I am trying to produce Avro-encoded messages to Kafka using PySpark Structured Streaming. My schema is registered in the Confluent Schema Registry. However, I encounter an InvalidRecordException when the schema validation is turned on.
Code:
from pyspark.sql import SparkSession
from pyspark.sql.functions import struct, col
from pyspark.sql.avro.functions import to_avro
from pyspark.sql.types import StructType, StructField, StringType
# Create SparkSession
spark = SparkSession.builder
.appName("KafkaAvroSchemaProducer")
.getOrCreate()
# Define the schema for the DataFrame
schema = StructType([
StructField("name", StringType(), True)
])
# Define sample message
sample_message = {"name": "John"}
# Create DataFrame with the sample message
sample_df = spark.createDataFrame([sample_message], schema=schema)
# Convert DataFrame to Avro format
avro_df = sample_df.select(
to_avro(struct("*")).alias("value") # Convert to Avro format
).selectExpr("CAST(NULL AS STRING) AS key", "value")
# Kafka producer configuration
producer_config = {
'kafka.bootstrap.servers': 'your_kafka_broker:9092',
'topic': 'sample_topic',
'schema.registry.url': 'http://your_schema_registry:8081'
}
# Write DataFrame to Kafka in Avro format
avro_df.write
.format("kafka")
.option("kafka.bootstrap.servers", producer_config['kafka.bootstrap.servers'])
.option("topic", producer_config['topic'])
.option("key.serializer", "org.apache.kafka.common.serialization.StringSerializer")
.option("value.serializer", "io.confluent.kafka.serializers.KafkaAvroSerializer")

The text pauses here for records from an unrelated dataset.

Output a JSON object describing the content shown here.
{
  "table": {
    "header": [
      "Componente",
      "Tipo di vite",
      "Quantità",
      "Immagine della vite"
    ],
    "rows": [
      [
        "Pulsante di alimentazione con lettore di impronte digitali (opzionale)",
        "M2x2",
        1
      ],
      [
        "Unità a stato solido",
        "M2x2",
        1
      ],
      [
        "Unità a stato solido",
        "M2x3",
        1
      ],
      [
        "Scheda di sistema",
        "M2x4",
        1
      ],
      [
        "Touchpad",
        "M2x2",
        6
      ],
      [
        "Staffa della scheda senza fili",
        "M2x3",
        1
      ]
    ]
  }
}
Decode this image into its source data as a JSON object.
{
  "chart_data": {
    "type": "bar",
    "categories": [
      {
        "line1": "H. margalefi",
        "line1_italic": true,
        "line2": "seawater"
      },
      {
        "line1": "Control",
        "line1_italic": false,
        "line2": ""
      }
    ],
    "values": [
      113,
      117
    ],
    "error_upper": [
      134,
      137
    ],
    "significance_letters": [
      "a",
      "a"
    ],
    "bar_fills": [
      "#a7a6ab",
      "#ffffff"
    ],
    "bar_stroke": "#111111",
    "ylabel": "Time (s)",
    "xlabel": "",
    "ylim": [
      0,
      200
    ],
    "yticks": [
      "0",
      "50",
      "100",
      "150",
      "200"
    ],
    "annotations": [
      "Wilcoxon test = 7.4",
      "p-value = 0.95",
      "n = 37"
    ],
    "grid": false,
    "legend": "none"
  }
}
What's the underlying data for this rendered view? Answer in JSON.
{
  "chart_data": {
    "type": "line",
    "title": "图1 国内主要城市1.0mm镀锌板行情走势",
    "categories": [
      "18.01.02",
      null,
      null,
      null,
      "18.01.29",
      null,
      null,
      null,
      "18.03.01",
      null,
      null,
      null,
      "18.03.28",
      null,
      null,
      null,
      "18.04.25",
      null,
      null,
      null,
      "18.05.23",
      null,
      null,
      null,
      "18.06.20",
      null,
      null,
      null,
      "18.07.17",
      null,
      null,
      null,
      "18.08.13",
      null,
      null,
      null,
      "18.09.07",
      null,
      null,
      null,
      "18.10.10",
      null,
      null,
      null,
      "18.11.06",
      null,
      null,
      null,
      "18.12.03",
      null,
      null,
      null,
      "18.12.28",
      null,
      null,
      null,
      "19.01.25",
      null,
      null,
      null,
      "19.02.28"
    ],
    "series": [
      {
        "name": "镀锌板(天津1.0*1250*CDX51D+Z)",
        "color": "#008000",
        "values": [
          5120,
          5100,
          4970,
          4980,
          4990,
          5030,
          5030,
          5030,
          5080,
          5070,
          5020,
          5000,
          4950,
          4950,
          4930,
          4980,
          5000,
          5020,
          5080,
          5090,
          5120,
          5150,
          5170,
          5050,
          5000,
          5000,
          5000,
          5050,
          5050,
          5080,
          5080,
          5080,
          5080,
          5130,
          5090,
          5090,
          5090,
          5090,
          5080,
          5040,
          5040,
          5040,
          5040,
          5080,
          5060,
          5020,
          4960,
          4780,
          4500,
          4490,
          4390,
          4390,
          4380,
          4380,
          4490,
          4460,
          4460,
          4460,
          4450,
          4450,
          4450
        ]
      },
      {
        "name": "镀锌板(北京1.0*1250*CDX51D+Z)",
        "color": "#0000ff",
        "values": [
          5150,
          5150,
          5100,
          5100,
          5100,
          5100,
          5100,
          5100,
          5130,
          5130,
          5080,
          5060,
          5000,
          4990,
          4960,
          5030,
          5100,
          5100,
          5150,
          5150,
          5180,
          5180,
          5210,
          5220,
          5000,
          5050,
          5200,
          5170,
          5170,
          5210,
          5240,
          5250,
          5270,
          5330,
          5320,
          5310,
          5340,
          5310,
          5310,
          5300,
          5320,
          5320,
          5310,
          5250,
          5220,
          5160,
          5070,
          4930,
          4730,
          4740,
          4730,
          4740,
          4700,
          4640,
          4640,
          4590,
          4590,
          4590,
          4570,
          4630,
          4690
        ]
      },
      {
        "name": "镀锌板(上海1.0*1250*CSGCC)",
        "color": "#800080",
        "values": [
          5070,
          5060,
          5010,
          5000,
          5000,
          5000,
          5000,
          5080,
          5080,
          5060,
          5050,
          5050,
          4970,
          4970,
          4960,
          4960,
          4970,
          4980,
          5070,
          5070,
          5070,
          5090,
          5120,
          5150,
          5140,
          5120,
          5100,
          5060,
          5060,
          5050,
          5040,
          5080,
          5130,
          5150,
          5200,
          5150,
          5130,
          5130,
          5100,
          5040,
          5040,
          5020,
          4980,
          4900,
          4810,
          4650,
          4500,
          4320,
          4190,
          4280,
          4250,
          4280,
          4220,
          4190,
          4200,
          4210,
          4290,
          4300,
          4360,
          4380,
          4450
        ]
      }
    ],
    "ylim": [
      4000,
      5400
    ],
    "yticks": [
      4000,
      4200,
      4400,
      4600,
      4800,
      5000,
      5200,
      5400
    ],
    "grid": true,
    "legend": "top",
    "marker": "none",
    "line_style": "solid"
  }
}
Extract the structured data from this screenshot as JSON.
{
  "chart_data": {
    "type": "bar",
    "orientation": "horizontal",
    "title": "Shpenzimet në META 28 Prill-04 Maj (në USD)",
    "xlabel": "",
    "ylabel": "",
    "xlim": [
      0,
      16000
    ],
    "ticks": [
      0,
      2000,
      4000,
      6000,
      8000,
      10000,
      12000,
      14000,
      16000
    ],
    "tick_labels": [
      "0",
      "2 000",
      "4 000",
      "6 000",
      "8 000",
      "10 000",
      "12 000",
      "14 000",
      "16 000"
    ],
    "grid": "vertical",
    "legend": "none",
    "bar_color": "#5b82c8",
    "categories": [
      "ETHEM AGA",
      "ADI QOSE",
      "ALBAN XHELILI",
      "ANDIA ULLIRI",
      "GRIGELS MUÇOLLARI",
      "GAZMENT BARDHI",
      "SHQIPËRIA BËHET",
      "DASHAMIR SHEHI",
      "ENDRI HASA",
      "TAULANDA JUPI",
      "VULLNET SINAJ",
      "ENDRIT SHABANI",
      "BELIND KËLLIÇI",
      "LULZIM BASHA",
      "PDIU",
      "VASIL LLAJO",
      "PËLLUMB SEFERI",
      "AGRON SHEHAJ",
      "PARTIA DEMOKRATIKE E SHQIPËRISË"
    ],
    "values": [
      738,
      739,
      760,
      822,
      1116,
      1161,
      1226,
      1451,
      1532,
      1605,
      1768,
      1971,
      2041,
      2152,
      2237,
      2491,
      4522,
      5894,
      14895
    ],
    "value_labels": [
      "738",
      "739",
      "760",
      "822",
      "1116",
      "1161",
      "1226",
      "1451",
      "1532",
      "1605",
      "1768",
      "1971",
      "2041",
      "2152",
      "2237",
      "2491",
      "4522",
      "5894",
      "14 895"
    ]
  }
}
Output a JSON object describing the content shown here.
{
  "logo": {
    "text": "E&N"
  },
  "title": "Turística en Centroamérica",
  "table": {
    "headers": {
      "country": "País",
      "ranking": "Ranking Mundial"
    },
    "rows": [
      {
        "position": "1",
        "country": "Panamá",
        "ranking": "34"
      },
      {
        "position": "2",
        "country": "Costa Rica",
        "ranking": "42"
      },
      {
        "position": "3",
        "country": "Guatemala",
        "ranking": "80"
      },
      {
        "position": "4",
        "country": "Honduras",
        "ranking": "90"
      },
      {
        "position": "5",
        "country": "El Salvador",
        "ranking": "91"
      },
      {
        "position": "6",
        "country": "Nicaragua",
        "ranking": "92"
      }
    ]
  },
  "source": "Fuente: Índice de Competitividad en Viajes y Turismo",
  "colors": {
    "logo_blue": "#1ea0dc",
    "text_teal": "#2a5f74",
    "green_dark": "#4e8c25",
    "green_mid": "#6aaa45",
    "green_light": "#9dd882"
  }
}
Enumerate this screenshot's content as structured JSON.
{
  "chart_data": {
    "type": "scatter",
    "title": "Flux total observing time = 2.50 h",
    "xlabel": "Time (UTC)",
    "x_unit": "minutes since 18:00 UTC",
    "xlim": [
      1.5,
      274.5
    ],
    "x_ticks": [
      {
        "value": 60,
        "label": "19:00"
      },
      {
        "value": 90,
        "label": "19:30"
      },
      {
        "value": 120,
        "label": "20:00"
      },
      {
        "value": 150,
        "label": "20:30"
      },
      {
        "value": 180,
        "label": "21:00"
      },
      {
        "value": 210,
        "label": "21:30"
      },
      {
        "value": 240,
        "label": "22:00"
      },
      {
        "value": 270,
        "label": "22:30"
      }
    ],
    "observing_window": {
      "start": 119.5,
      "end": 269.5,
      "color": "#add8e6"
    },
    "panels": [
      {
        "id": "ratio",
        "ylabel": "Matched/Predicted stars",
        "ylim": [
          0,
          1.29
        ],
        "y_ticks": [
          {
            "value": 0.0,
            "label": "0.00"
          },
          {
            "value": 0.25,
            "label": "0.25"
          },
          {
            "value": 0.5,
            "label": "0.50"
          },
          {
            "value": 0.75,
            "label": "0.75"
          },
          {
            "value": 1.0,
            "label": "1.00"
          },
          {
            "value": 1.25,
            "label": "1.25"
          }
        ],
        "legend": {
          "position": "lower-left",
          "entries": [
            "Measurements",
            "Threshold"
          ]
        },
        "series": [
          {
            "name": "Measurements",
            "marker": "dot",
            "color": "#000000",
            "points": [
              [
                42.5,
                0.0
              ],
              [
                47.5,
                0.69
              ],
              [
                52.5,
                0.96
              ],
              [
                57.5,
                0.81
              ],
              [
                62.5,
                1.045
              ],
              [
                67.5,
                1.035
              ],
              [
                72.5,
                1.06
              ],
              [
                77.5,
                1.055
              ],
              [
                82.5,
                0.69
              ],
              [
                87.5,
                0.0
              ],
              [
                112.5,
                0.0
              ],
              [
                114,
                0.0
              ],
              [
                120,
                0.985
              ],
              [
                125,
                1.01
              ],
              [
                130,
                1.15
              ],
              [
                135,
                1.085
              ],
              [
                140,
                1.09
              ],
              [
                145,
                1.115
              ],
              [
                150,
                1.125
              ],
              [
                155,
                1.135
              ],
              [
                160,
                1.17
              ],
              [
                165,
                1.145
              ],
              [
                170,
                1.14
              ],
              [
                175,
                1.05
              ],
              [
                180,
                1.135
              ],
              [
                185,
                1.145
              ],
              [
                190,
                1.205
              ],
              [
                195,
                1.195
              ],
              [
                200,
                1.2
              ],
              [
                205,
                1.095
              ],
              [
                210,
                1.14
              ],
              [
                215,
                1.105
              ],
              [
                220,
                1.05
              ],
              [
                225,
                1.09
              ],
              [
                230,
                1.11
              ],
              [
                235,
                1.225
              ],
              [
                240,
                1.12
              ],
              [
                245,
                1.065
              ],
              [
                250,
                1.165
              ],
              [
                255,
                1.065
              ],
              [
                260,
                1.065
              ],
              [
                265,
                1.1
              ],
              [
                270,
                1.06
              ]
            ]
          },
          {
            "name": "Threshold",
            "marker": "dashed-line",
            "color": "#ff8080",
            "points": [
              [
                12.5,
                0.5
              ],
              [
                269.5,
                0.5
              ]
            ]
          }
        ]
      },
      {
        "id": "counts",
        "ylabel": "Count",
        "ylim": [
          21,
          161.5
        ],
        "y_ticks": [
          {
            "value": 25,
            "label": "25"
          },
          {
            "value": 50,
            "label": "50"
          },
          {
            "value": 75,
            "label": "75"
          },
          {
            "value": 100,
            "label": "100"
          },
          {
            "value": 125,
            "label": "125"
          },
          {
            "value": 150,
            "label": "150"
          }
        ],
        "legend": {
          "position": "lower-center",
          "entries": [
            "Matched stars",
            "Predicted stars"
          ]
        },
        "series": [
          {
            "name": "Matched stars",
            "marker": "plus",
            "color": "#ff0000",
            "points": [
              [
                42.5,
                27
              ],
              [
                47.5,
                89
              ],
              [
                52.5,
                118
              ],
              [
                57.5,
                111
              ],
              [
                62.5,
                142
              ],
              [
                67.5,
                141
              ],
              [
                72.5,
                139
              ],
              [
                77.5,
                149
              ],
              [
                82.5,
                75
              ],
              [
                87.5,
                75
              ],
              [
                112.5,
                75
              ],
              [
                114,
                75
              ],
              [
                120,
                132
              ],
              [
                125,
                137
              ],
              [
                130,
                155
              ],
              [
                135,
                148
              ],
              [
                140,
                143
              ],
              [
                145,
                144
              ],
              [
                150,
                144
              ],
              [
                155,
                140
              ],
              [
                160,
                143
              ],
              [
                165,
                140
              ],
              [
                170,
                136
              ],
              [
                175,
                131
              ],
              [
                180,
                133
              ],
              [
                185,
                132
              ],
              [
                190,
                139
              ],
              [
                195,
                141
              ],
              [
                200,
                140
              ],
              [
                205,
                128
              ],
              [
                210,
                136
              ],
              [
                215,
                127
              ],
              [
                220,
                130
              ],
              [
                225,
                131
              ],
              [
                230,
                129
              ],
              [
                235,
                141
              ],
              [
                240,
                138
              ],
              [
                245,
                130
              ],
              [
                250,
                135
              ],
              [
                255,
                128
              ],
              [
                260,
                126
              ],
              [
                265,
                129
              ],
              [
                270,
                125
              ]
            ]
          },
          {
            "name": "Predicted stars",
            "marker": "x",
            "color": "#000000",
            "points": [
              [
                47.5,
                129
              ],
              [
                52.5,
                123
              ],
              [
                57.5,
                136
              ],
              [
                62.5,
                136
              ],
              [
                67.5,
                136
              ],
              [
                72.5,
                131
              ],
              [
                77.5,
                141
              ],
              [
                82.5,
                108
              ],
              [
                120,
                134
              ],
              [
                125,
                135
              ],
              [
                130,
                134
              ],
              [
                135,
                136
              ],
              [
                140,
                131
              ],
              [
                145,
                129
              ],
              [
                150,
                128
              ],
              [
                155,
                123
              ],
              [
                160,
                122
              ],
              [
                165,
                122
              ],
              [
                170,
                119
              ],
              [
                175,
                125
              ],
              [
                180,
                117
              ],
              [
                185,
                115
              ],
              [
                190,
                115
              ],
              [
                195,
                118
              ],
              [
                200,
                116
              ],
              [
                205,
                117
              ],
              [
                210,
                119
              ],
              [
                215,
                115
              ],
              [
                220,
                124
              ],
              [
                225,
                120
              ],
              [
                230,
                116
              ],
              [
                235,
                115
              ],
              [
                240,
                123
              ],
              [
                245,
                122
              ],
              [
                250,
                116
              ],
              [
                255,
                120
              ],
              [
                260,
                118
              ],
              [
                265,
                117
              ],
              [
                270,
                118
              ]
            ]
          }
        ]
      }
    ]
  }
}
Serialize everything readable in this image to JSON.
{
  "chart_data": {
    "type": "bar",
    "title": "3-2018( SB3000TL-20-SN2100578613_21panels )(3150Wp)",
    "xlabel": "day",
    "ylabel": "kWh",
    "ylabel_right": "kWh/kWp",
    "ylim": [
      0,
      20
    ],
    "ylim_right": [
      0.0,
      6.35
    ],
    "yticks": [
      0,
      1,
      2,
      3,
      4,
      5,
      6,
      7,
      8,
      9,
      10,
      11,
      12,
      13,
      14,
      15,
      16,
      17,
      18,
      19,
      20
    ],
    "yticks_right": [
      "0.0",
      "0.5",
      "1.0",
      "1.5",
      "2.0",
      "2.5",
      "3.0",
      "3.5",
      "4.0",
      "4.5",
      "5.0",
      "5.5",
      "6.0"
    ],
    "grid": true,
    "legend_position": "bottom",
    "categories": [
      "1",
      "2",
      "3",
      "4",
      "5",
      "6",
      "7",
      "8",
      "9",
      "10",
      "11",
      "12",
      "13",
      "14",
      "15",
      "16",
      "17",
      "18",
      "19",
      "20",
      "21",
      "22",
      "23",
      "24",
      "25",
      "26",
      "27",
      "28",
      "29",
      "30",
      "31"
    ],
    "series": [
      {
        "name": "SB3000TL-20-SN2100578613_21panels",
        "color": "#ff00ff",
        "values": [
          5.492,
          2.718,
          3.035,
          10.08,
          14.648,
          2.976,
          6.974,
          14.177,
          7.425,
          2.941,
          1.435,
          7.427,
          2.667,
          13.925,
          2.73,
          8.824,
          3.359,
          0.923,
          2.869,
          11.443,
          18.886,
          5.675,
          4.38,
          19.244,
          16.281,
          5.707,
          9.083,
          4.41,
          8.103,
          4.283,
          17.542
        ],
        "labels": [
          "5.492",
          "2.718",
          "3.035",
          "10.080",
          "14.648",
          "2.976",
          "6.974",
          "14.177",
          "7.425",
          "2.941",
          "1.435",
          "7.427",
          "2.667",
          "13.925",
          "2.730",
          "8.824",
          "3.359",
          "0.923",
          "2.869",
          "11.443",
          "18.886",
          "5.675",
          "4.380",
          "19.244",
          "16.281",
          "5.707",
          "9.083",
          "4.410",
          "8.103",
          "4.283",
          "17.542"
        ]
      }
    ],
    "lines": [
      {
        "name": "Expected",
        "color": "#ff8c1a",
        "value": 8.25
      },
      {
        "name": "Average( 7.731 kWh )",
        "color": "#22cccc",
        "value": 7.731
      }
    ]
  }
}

.option("schema.registry.url", producer_config['schema.registry.url'])
.save()
# Stop the Spark session
spark.stop()
Schema from Schema Registry:
{
"type": "record",
"name": "User",
"fields": [
{"name": "name", "type": "string"}
]
}
Exception:
InvalidRecordException: The record is rejected by the record interceptor
Is there something wrong with how I’m serializing the data to Avro format using to_avro? Is there any additional configuration needed for schema validation to pass?